Torn, for this writer at least, was Evergrey’s high water mark, but everything about AHPTOT suggests that Evergrey in 2022 are band still capable of upping their own ante with a collection of song-driven masterpieces that once more places this particular band near the top of it’s own particular tree. Prog power anthems? Try Midwinter Calls for size. Brooding, state-of-the-nation meditations bolstered by hammer-on-the-heart lyrical sophistication and top drawer musicianship? The Great Unwashed is simply the best song of this type you’ll hear all year.

At the heart of it all, of course, is the stunning vocal presence of Englund; he doesn’t disappoint, from the opening moment of first track Save Us to the closing strains of last song Wildfires he gives a bravura performance in heartfelt, powerful heavy metal singing, every line dripping with emotion, every word couched for maximum impact.

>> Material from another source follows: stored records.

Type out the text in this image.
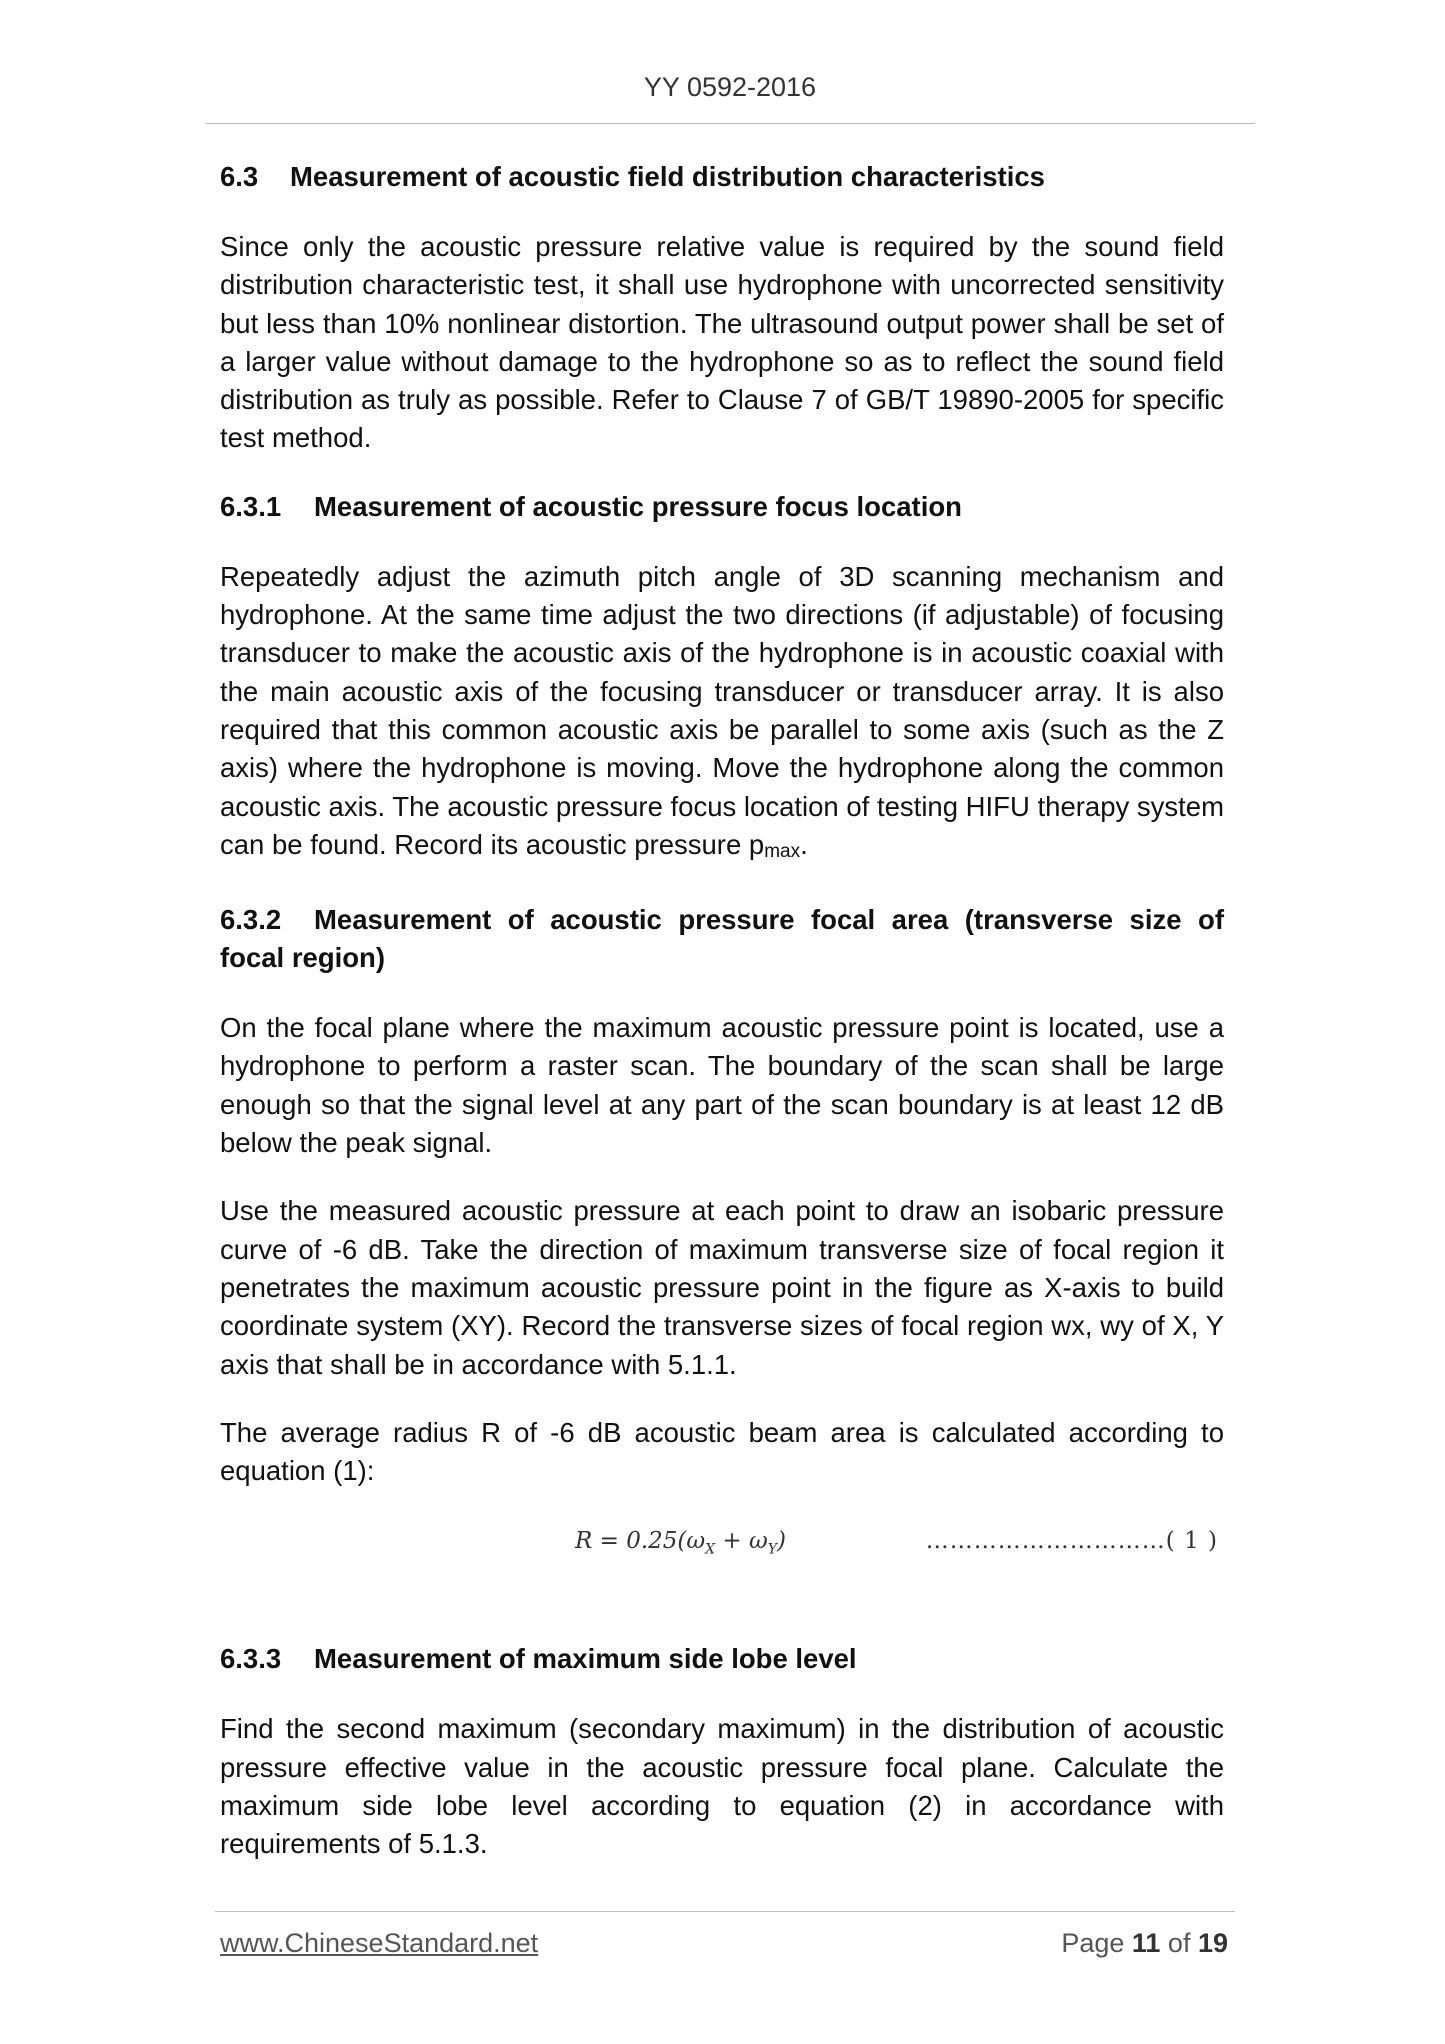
YY 0592-2016
6.3 Measurement of acoustic field distribution characteristics

Since only the acoustic pressure relative value is required by the sound field distribution characteristic test, it shall use hydrophone with uncorrected sensitivity but less than 10% nonlinear distortion. The ultrasound output power shall be set of a larger value without damage to the hydrophone so as to reflect the sound field distribution as truly as possible. Refer to Clause 7 of GB/T 19890-2005 for specific test method.

6.3.1 Measurement of acoustic pressure focus location

Repeatedly adjust the azimuth pitch angle of 3D scanning mechanism and hydrophone. At the same time adjust the two directions (if adjustable) of focusing transducer to make the acoustic axis of the hydrophone is in acoustic coaxial with the main acoustic axis of the focusing transducer or transducer array. It is also required that this common acoustic axis be parallel to some axis (such as the Z axis) where the hydrophone is moving. Move the hydrophone along the common acoustic axis. The acoustic pressure focus location of testing HIFU therapy system can be found. Record its acoustic pressure $p_{max}$.

6.3.2 Measurement of acoustic pressure focal area (transverse size of focal region)

On the focal plane where the maximum acoustic pressure point is located, use a hydrophone to perform a raster scan. The boundary of the scan shall be large enough so that the signal level at any part of the scan boundary is at least 12 dB below the peak signal.

Use the measured acoustic pressure at each point to draw an isobaric pressure curve of -6 dB. Take the direction of maximum transverse size of focal region it penetrates the maximum acoustic pressure point in the figure as X-axis to build coordinate system (XY). Record the transverse sizes of focal region wx, wy of X, Y axis that shall be in accordance with 5.1.1.

The average radius R of -6 dB acoustic beam area is calculated according to equation (1):

$R = 0.25(\omega_X + \omega_Y)$	…………………………( 1 )
6.3.3 Measurement of maximum side lobe level

Find the second maximum (secondary maximum) in the distribution of acoustic pressure effective value in the acoustic pressure focal plane. Calculate the maximum side lobe level according to equation (2) in accordance with requirements of 5.1.3.

www.ChineseStandard.net	Page 11 of 19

He really is one of metal’s finest emotors, and it is absolutely thrilling to find him in such fie form here.

He’s no slouch with the six string either, of course, and his partnership with Denhage contiunues to flourish throughout this album, giving the right balance of bottom-heavy ballast and top string titillation; Balance is perhaps a key word in the description of this record, where Evergrey have so delicately juggled all the elements that make a great album to produce the sort of sure-footed performance only the very good at what they do can provide.

A Heartless Portrait (The Orphean Testament) releases on May 20th.